Quem paga o advogado? Quem constituiu essa relação? Quem pagou as passagens de advogado e da namorada do criminoso até a Bahia? Quem ameaça de morte os criminosos? Se declararam pagos para estar nas manifestações, quem pagou? Por que o mesmo advogado é o defensor de criminosos que se atacam mutuamente? Enfim, quais as relações entre os criminosos apontados e as milícias do Rio de Janeiro? O elo de entendimento reside no papel do advogado das partes comuns... Ambos os criminosos e os milicianos.

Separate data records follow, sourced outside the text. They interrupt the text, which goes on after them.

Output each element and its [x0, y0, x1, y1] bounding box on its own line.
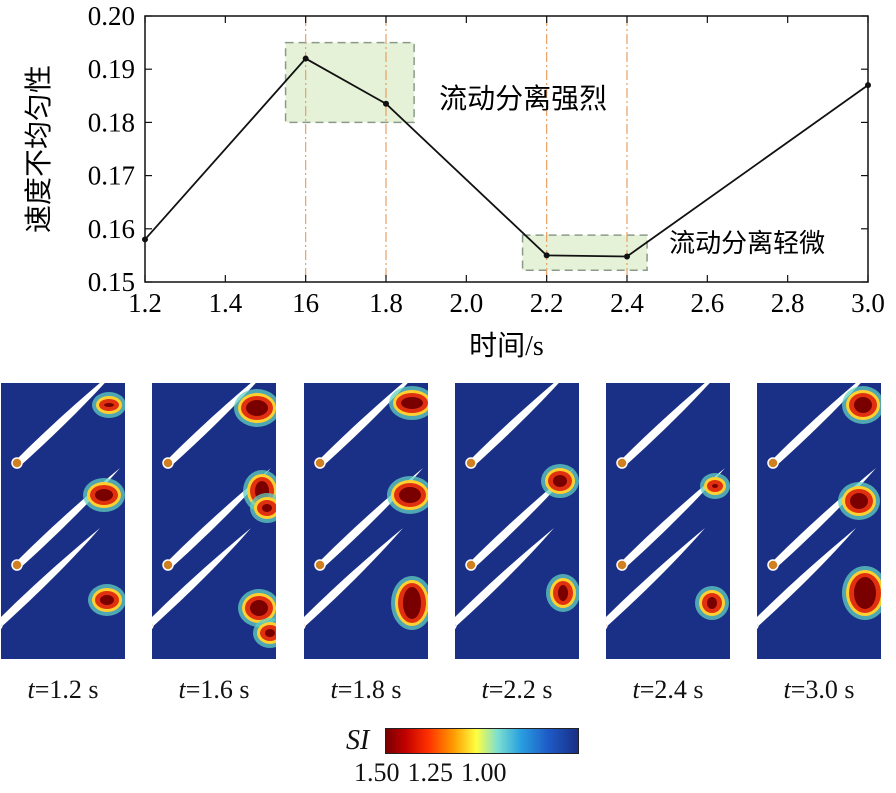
data-point [302, 55, 309, 62]
y-tick-label: 0.18 [88, 107, 135, 137]
colorbar-tick: 1.25 [407, 758, 454, 787]
annotation-label: 流动分离强烈 [439, 82, 607, 115]
flow-field-panel [304, 383, 428, 659]
data-point [142, 236, 148, 243]
time-value: =2.2 s [488, 675, 553, 704]
time-variable: t [632, 675, 640, 704]
time-variable: t [178, 675, 186, 704]
y-tick-label: 0.20 [88, 1, 135, 31]
x-tick-label: 2.2 [530, 288, 564, 318]
time-variable: t [481, 675, 489, 704]
y-tick-label: 0.15 [88, 267, 135, 297]
panel-time-label: t=2.4 s [598, 675, 738, 705]
time-value: =1.6 s [185, 675, 250, 704]
colorbar-title: SI [346, 725, 370, 756]
time-value: =2.4 s [639, 675, 704, 704]
time-value: =1.8 s [337, 675, 402, 704]
x-tick-label: 2.4 [610, 288, 644, 318]
data-point [865, 82, 871, 89]
time-variable: t [783, 675, 791, 704]
x-tick-label: 16 [292, 288, 319, 318]
time-variable: t [27, 675, 35, 704]
colorbar-tick: 1.50 [354, 758, 400, 787]
colorbar-ticks: 1.50 1.25 1.00 [354, 758, 515, 788]
panel-time-label: t=3.0 s [749, 675, 889, 705]
panel-time-label: t=1.6 s [144, 675, 284, 705]
flow-field-panel [152, 383, 276, 659]
highlight-box [521, 234, 648, 272]
flow-field-panel [606, 383, 730, 659]
panel-time-label: t=1.8 s [296, 675, 436, 705]
y-axis-label: 速度不均匀性 [22, 65, 55, 233]
x-tick-label: 3.0 [851, 288, 885, 318]
panel-time-label: t=2.2 s [447, 675, 587, 705]
colorbar-tick: 1.00 [461, 758, 507, 787]
y-tick-label: 0.16 [88, 214, 135, 244]
data-point [543, 252, 550, 259]
x-tick-label: 2.0 [449, 288, 483, 318]
data-point [624, 253, 630, 260]
x-tick-label: 2.6 [690, 288, 724, 318]
series-line [144, 57, 869, 258]
x-tick-label: 1.4 [208, 288, 242, 318]
plot-frame [144, 15, 869, 283]
data-point [383, 100, 389, 107]
time-value: =1.2 s [34, 675, 99, 704]
x-tick-label: 1.8 [369, 288, 403, 318]
panel-time-label: t=1.2 s [0, 675, 133, 705]
annotation-label: 流动分离轻微 [669, 229, 825, 259]
x-axis-label: 时间/s [469, 330, 544, 362]
flow-field-panel [757, 383, 881, 659]
y-tick-label: 0.19 [88, 54, 135, 84]
line-chart: 1.2 1.4 16 1.8 2.0 2.2 2.4 2.6 2.8 3.0 0.15 0.16 0.1… [22, 1, 885, 362]
colorbar: SI 1.50 1.25 1.00 [340, 725, 600, 793]
x-tick-label: 2.8 [771, 288, 805, 318]
flow-field-panel [1, 383, 125, 659]
time-value: =3.0 s [790, 675, 855, 704]
flow-field-panel [455, 383, 579, 659]
flow-field-panels [0, 383, 896, 673]
time-variable: t [330, 675, 338, 704]
colorbar-gradient [385, 728, 579, 754]
y-tick-label: 0.17 [88, 161, 135, 191]
x-tick-label: 1.2 [128, 288, 162, 318]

Enquanto isso, o crime avança no Rio de Janeiro: “PM atribui aumento de crimes ao deslocamento de tropas para atuação em protestos” (O GLOBO, 31/10/2013). A média de assassinatos no estado passou de 110 mortes/mês em 2013, além da proliferação de roubos e furtos em pleno centro da capital da Copa. Mas, os PMs estavam de prontidão para bater em professores, como em outubro e novembro do mesmo ano. Mas, não é só isso: grande parte das tropas foi para as UPPs, plataforma eleitoral de Cabral-Beltrami (este já cogitado para vice-presidente da chapa de um candidato surpresa, conhecido como “algoz do PT”). Assim, bairros típicos de classe média foram assolados pela criminalidade, dando origem a formação de tropas de “justiceiros”, capazes de mimetizar as milícias fascistas italianas ou as SA do Terceiro Reich. Nenhuma novidade, quando um deputado federal – do PP do RS - afirma que “índios, quilombolas, gays e lésbicas são tudo de que não presta” (O GLOBO, 13/02/2014). O fascismo avança na sociedade brasileira.

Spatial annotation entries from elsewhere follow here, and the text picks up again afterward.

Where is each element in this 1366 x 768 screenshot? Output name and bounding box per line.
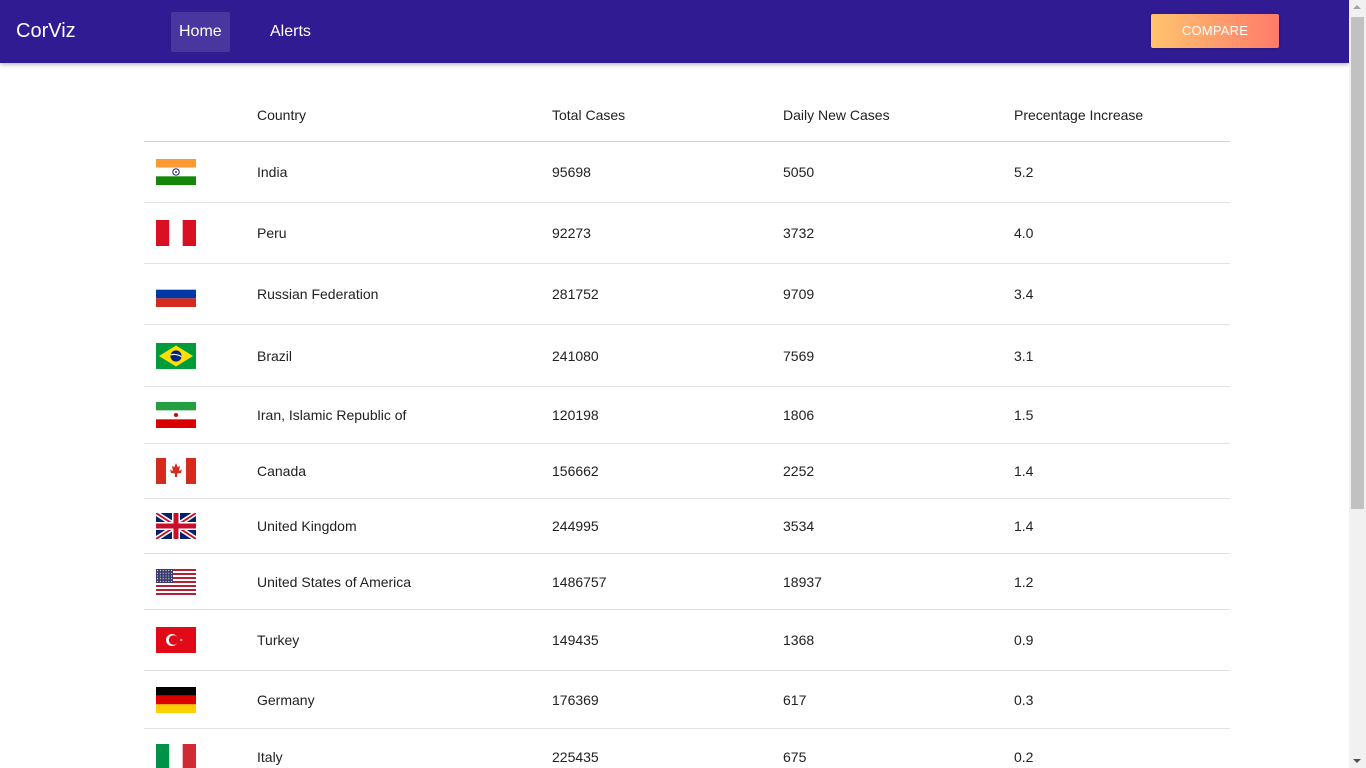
- peru-flag-icon: [156, 220, 196, 246]
- usa-flag-icon: [156, 568, 196, 595]
- flag-cell: [144, 443, 257, 499]
- header-flag: [144, 88, 257, 142]
- brand-title: CorViz: [16, 20, 76, 42]
- table-row[interactable]: Turkey 149435 1368 0.9: [144, 609, 1230, 671]
- compare-button[interactable]: COMPARE: [1151, 14, 1279, 48]
- daily-new-cases-cell: 18937: [783, 553, 1014, 610]
- total-cases-cell: 244995: [552, 498, 783, 554]
- table-row[interactable]: Peru 92273 3732 4.0: [144, 202, 1230, 264]
- total-cases-cell: 149435: [552, 609, 783, 671]
- percentage-increase-cell: 3.1: [1014, 324, 1230, 387]
- flag-cell: [144, 609, 257, 671]
- total-cases-cell: 281752: [552, 263, 783, 325]
- flag-cell: [144, 263, 257, 325]
- country-cell: Turkey: [257, 609, 552, 671]
- top-app-bar: CorViz Home Alerts COMPARE: [0, 0, 1349, 63]
- table-row[interactable]: United Kingdom 244995 3534 1.4: [144, 498, 1230, 554]
- percentage-increase-cell: 1.4: [1014, 443, 1230, 499]
- italy-flag-icon: [156, 743, 196, 768]
- daily-new-cases-cell: 617: [783, 670, 1014, 729]
- total-cases-cell: 1486757: [552, 553, 783, 610]
- cases-table: Country Total Cases Daily New Cases Prec…: [144, 88, 1230, 768]
- percentage-increase-cell: 3.4: [1014, 263, 1230, 325]
- country-cell: Peru: [257, 202, 552, 264]
- table-row[interactable]: Germany 176369 617 0.3: [144, 670, 1230, 729]
- canada-flag-icon: [156, 458, 196, 484]
- table-row[interactable]: Iran, Islamic Republic of 120198 1806 1.5: [144, 386, 1230, 444]
- country-cell: India: [257, 141, 552, 203]
- table-row[interactable]: Italy 225435 675 0.2: [144, 728, 1230, 768]
- daily-new-cases-cell: 1368: [783, 609, 1014, 671]
- germany-flag-icon: [156, 686, 196, 713]
- country-cell: Iran, Islamic Republic of: [257, 386, 552, 444]
- table-row[interactable]: Brazil 241080 7569 3.1: [144, 324, 1230, 387]
- russia-flag-icon: [156, 281, 196, 307]
- percentage-increase-cell: 0.3: [1014, 670, 1230, 729]
- iran-flag-icon: [156, 402, 196, 428]
- percentage-increase-cell: 1.4: [1014, 498, 1230, 554]
- flag-cell: [144, 498, 257, 554]
- turkey-flag-icon: [156, 627, 196, 653]
- table-row[interactable]: Canada 156662 2252 1.4: [144, 443, 1230, 499]
- header-total-cases[interactable]: Total Cases: [552, 88, 783, 142]
- daily-new-cases-cell: 3534: [783, 498, 1014, 554]
- table-header-row: Country Total Cases Daily New Cases Prec…: [144, 88, 1230, 142]
- total-cases-cell: 176369: [552, 670, 783, 729]
- daily-new-cases-cell: 5050: [783, 141, 1014, 203]
- daily-new-cases-cell: 7569: [783, 324, 1014, 387]
- flag-cell: [144, 386, 257, 444]
- percentage-increase-cell: 0.2: [1014, 728, 1230, 768]
- table-row[interactable]: India 95698 5050 5.2: [144, 141, 1230, 203]
- country-cell: Russian Federation: [257, 263, 552, 325]
- header-percentage-increase[interactable]: Precentage Increase: [1014, 88, 1230, 142]
- flag-cell: [144, 670, 257, 729]
- total-cases-cell: 225435: [552, 728, 783, 768]
- total-cases-cell: 156662: [552, 443, 783, 499]
- table-row[interactable]: United States of America 1486757 18937 1.2: [144, 553, 1230, 610]
- percentage-increase-cell: 0.9: [1014, 609, 1230, 671]
- daily-new-cases-cell: 1806: [783, 386, 1014, 444]
- header-daily-new-cases[interactable]: Daily New Cases: [783, 88, 1014, 142]
- header-country[interactable]: Country: [257, 88, 552, 142]
- total-cases-cell: 120198: [552, 386, 783, 444]
- total-cases-cell: 92273: [552, 202, 783, 264]
- country-cell: United States of America: [257, 553, 552, 610]
- flag-cell: [144, 553, 257, 610]
- daily-new-cases-cell: 9709: [783, 263, 1014, 325]
- scroll-down-arrow-icon[interactable]: [1353, 759, 1361, 763]
- daily-new-cases-cell: 3732: [783, 202, 1014, 264]
- nav-alerts[interactable]: Alerts: [270, 23, 311, 40]
- daily-new-cases-cell: 675: [783, 728, 1014, 768]
- percentage-increase-cell: 1.2: [1014, 553, 1230, 610]
- brazil-flag-icon: [156, 342, 196, 369]
- table-row[interactable]: Russian Federation 281752 9709 3.4: [144, 263, 1230, 325]
- flag-cell: [144, 202, 257, 264]
- country-cell: Italy: [257, 728, 552, 768]
- total-cases-cell: 95698: [552, 141, 783, 203]
- scroll-up-arrow-icon[interactable]: [1353, 5, 1361, 9]
- daily-new-cases-cell: 2252: [783, 443, 1014, 499]
- country-cell: Canada: [257, 443, 552, 499]
- percentage-increase-cell: 1.5: [1014, 386, 1230, 444]
- flag-cell: [144, 324, 257, 387]
- nav-home[interactable]: Home: [171, 12, 230, 52]
- vertical-scrollbar[interactable]: [1349, 0, 1366, 768]
- total-cases-cell: 241080: [552, 324, 783, 387]
- uk-flag-icon: [156, 513, 196, 539]
- percentage-increase-cell: 4.0: [1014, 202, 1230, 264]
- country-cell: United Kingdom: [257, 498, 552, 554]
- scrollbar-thumb[interactable]: [1351, 17, 1364, 509]
- india-flag-icon: [156, 159, 196, 185]
- country-cell: Brazil: [257, 324, 552, 387]
- flag-cell: [144, 728, 257, 768]
- percentage-increase-cell: 5.2: [1014, 141, 1230, 203]
- flag-cell: [144, 141, 257, 203]
- country-cell: Germany: [257, 670, 552, 729]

O novo chefe de polícia do Rio, em sua entrevista de apresentação prometeu rigor e declarou que organizações “que fazem protestos” estão sob investigação. Por que? É proibido no Brasil fazer protestos? Isso foi definido pela dupla Cabral-Beltrami e seu novo chefe de polícia como o alvo central de sua atuação. E o treinamento e equipamento dos policias e as medidas para que não haja novas vítimas como a soldado Alda? Nada! E a solução do Caso Amarildo Nada! E o número absurdo, “iraquiano”, de autos de resistência e de “balas perdidas” seguidos de mortes? Nada! Pois é, para o novo chefe de polícia do Rio de Janeiro o grande problema “é o envolvimento político, inclusive de mandatos (ou seja, de deputados)”, no qual foi seguido pelo presidente (notório) da ALERJ: “...não há dúvida que há partidos políticos envolvidos”. Estamos perante um duplo fenômeno aterrador: de um lado, o aumento e descontrole da criminalidade, aterrorizando as classes médias e originando a explosão de nichos de fascismo na sociedade; de outro lado, o foco da ação da polícia tornou-se a vigilância e repressão dos protestos políticos, declarando descaradamente que “partidos, movimentos e organizações” politicas estão sob vigilância pela inteligência da polícia. Ou seja, a sociedade civil organizada é o alvo e todos estão sob olhar do “grande irmão”. A mídia insiste, quer os “atores escondidos”, apontando o dedo para deputados da esquerda e para movimentos sociais. O ciclo é perfeito, infernal: péssimas condições sociais protestos criminalização pela mídia formação de um clima de medo mais repressão mais violência criminalização da oposição e dos movimentos sociais!
E onde está o Amarildo? E a luta contra as milícias (estas estão se oferecendo como linha auxiliar da polícia)? E o treinamento das polícias? E o estudante de jornalismo João Pedro Cruz morte pela PM do Rio? E o menino negro de 15 anos espancado e amarrado no poste na zona sul do Rio? Sobre tudo isso paira o silêncio!